My flight had just landed in Heaven. I don’t remember taking the flight, but I remember arriving at a jet bridge and walking through clouds to reach the immigration. We scanned our IDs at the kiosks while angels guided us through the process and into the inspection area. There were queues for different categories: natural deaths, suicides, and accidents. I deemed mine an accidental death because the last thing I remember was driving down a cliff and into the sea.

I expected ‘natural deaths’ to be more crowded, but there had been a mass shooting. victims shared their ordeal while we waited. The woman in front of me stood with her two kids who had gone to church with her on a Sunday. An elderly couple had recently celebrated their 45th wedding anniversary and were expecting their first great-grandchild. A fourteen-year-old girl was with her dog. The canine waited patiently by her side. Together, in life and death.

When it was my turn, an angel sitting behind a glass barrier shouted, ‘Next!’ I walked up to him with my documents while he asked me for fingerprints and eye scan. He said very solemnly, ’Our system shows that yours was a natural death. Please proceed to secondary inspection.’

I was confounded for a moment but did as told. At secondary, a couple of bored looking angels processed application forms at snail pace.
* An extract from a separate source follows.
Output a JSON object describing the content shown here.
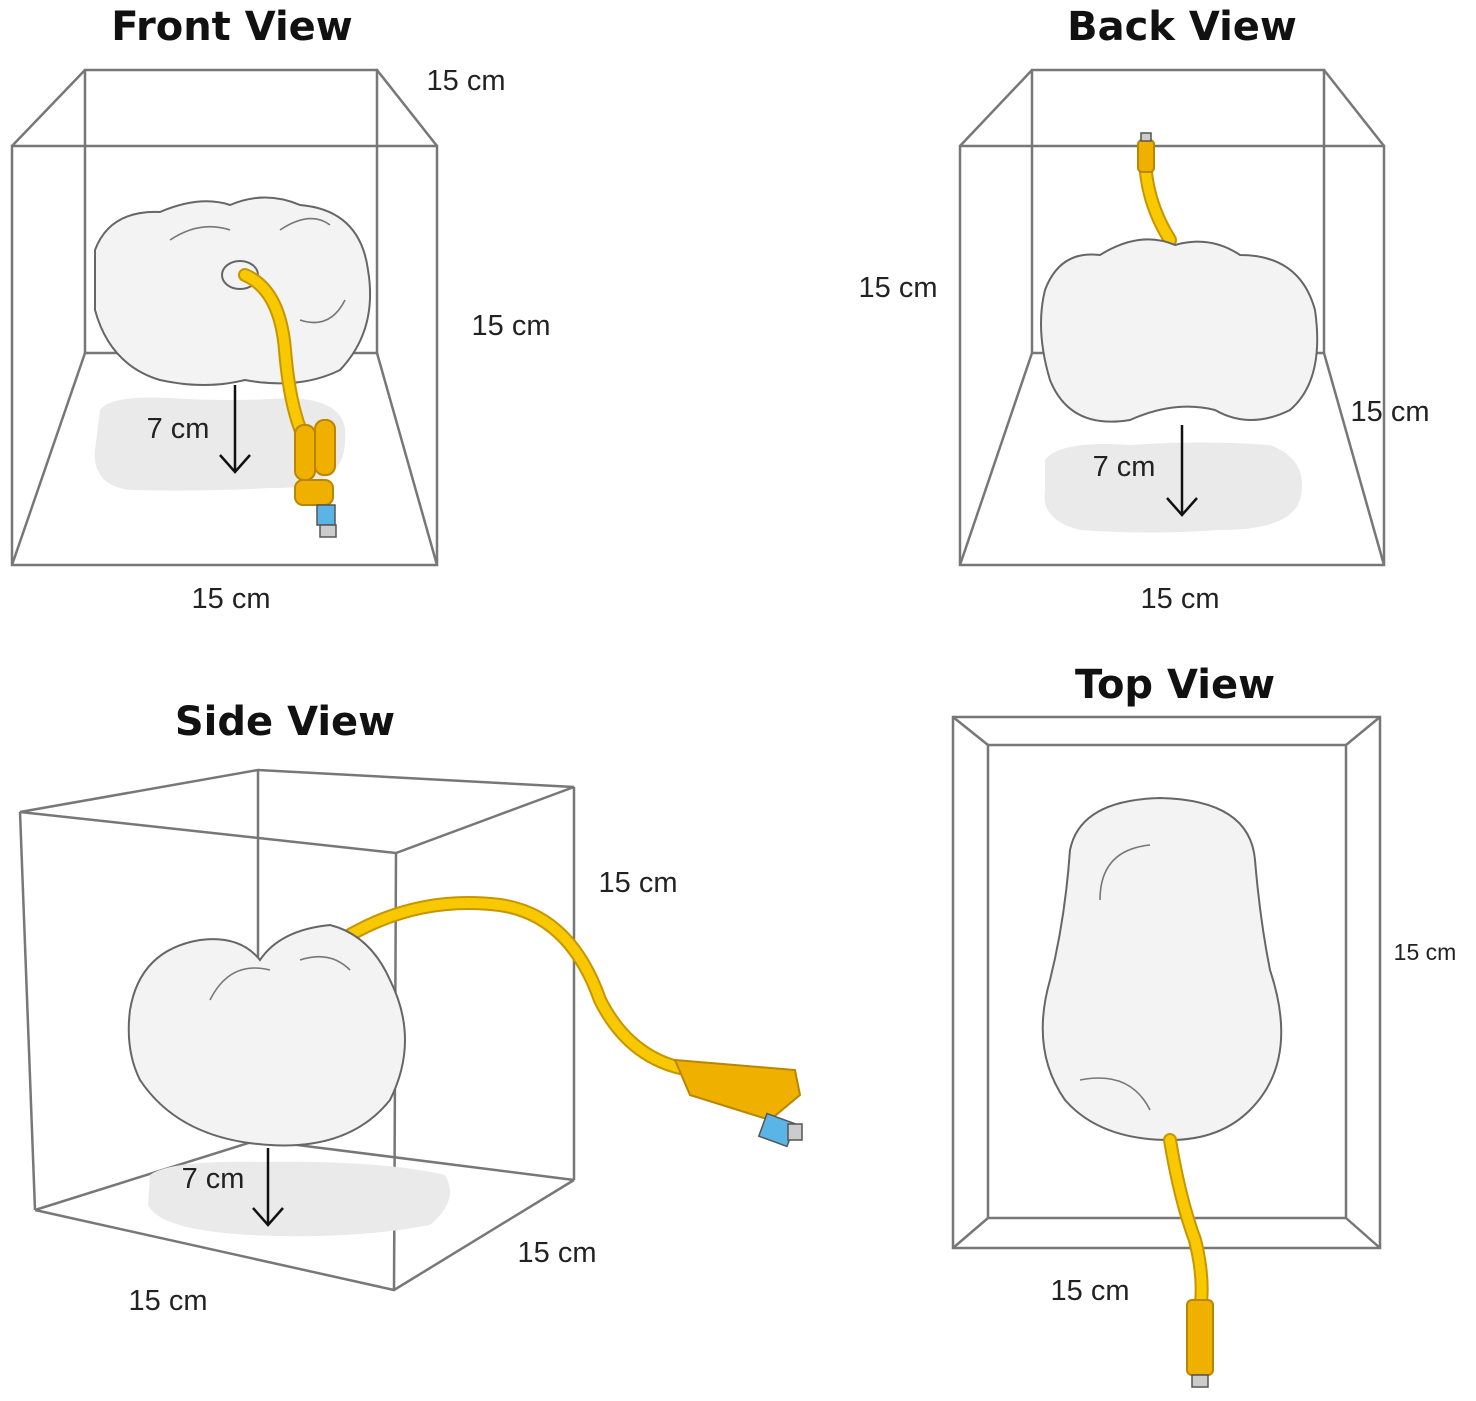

One angel teased his colleague, ‘You know who takes long breaks when it is peak time? You. That’s who!”

The accused bantered back. ‘Yeah, but I process faster than the three of you put together. And I get you coffee.’ Somehow, that seemed to settle the discussion. An elderly, evidently popular angel walked past me to the front. Everyone shouted, ’Hey Paul’ ‘How’s it going Paul?’ 'You don’t visit us anymore Paul!' ‘Paul, help us with these new applicants!'

Paul remarked,’ I am old now. It is up to the new blood like you to take care of the fresh ones.’

I realized that we were always referred to as ‘fresh’ in angel lingo like we were just stacks of meat walking around. Heaven might be awesome, but it is a rude place.
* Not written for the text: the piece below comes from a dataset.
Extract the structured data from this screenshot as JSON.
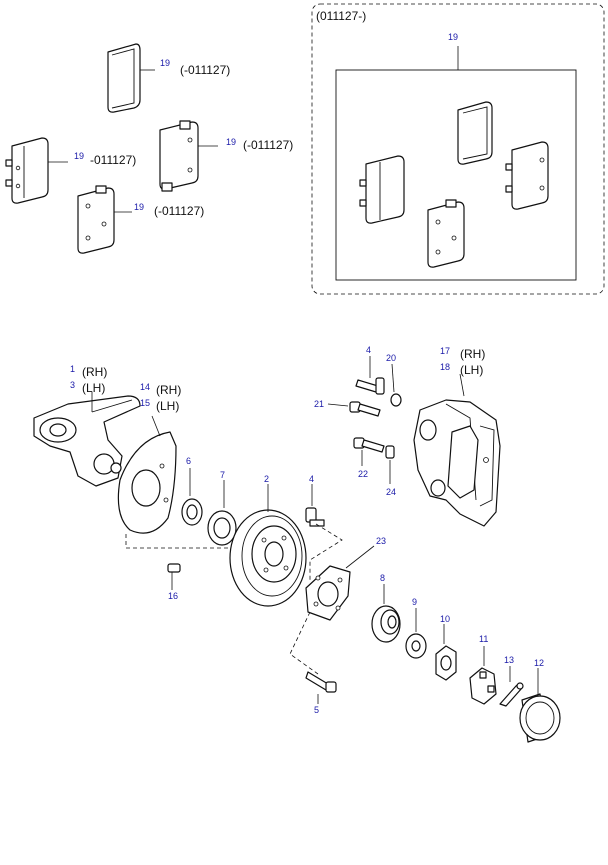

Another angel with a swag walked in and moaned,’ It smells raw in here!’

Someone mouthed, ’Train Wreck.’

I waited until someone called my name. She looked at my documents and said, ’Your papers are in order, but you have assigned an incorrect cause of death. You didn’t die of drowning or from a car wreck. Your heart stopped before your car made an impact with the water.’
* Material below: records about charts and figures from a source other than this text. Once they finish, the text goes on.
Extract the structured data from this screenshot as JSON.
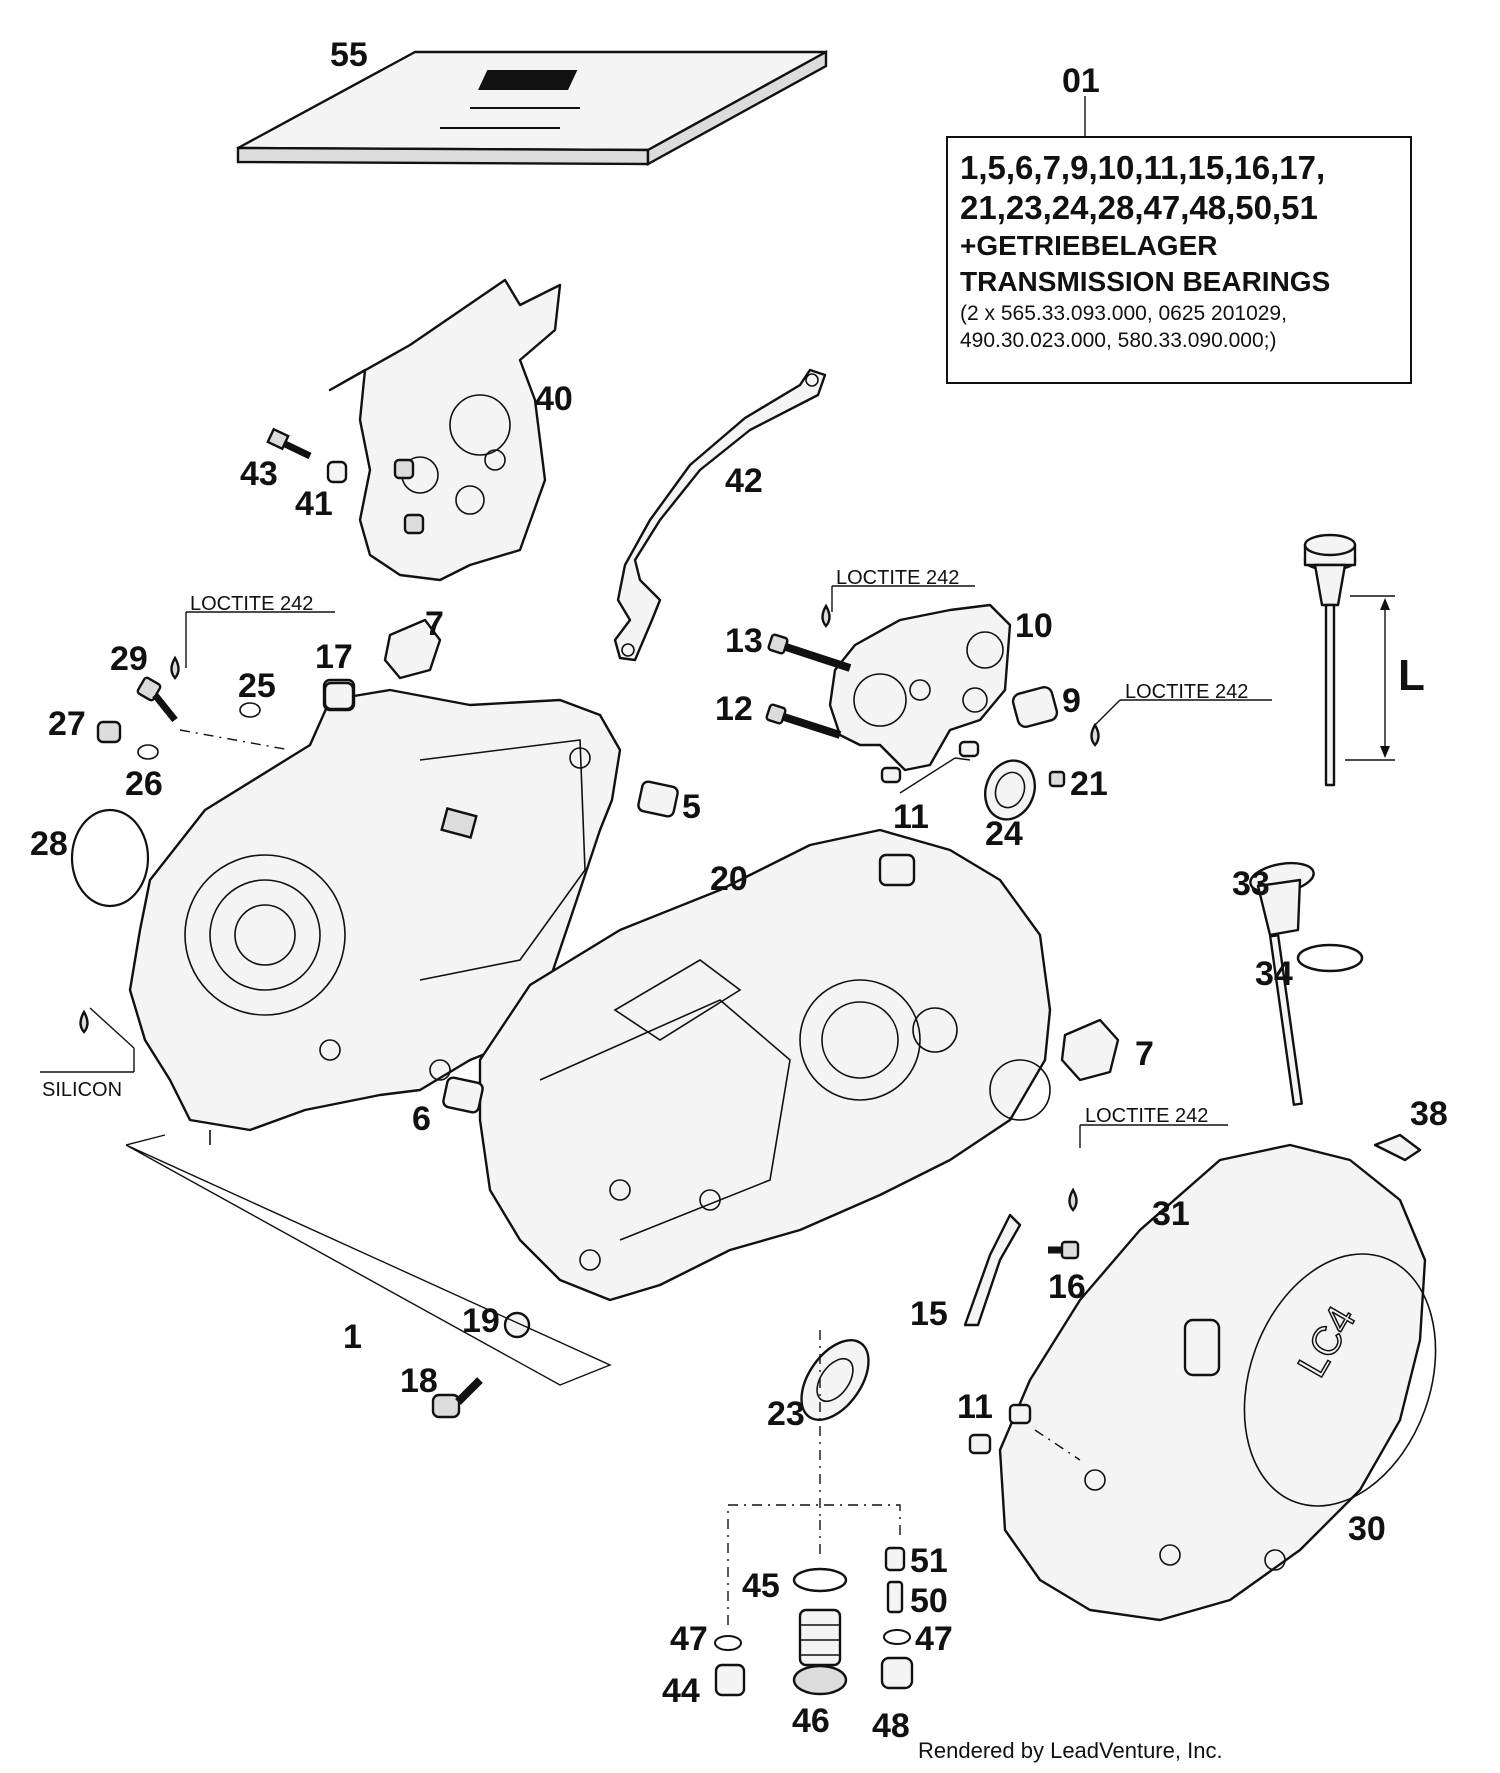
{
  "kit": {
    "number": "01",
    "line1": "1,5,6,7,9,10,11,15,16,17,",
    "line2": "21,23,24,28,47,48,50,51",
    "label_de": "+GETRIEBELAGER",
    "label_en": "TRANSMISSION BEARINGS",
    "spec1": "(2 x 565.33.093.000, 0625 201029,",
    "spec2": "490.30.023.000, 580.33.090.000;)"
  },
  "notes": {
    "loctite": "LOCTITE 242",
    "silicon": "SILICON",
    "dimension": "L"
  },
  "callouts": {
    "c55": "55",
    "c40": "40",
    "c43": "43",
    "c41": "41",
    "c42": "42",
    "c29": "29",
    "c25": "25",
    "c17": "17",
    "c7a": "7",
    "c27": "27",
    "c26": "26",
    "c28": "28",
    "c13": "13",
    "c10": "10",
    "c9": "9",
    "c12": "12",
    "c11a": "11",
    "c24": "24",
    "c21": "21",
    "c5": "5",
    "c20": "20",
    "c33": "33",
    "c34": "34",
    "c7b": "7",
    "c6": "6",
    "c38": "38",
    "c31": "31",
    "c16": "16",
    "c15": "15",
    "c1": "1",
    "c19": "19",
    "c18": "18",
    "c23": "23",
    "c11b": "11",
    "c30": "30",
    "c51": "51",
    "c45": "45",
    "c50": "50",
    "c47a": "47",
    "c47b": "47",
    "c44": "44",
    "c46": "46",
    "c48": "48"
  },
  "footer": "Rendered by LeadVenture, Inc."
}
I don’t know if that new information had any value. I was in Heaven, irrespective of how I had died. Now, if I got free lattes on Thursdays, it would make sense. But no.

I had a feeling that Heaven was not all that it was touted to be. It was like one of those tourist destinations you saw on billboard ads. You got all excited, planned your trip for days, booked your tickets and after a miserable flight, landed in a city expecting the time of your life. But you ended up in a shady looking resort with lame organized activities and an all-you-can-eat buffet that you grew tired of after the first meal.

She asked if I had any preferences for customizing my experience of Heaven. I said, ’Lot of reading material and puppies.’

She stamped my documents and handed them to me as she said, ’Welcome to Heaven!’

I strolled towards the pearly gates, eager to see what lay beyond.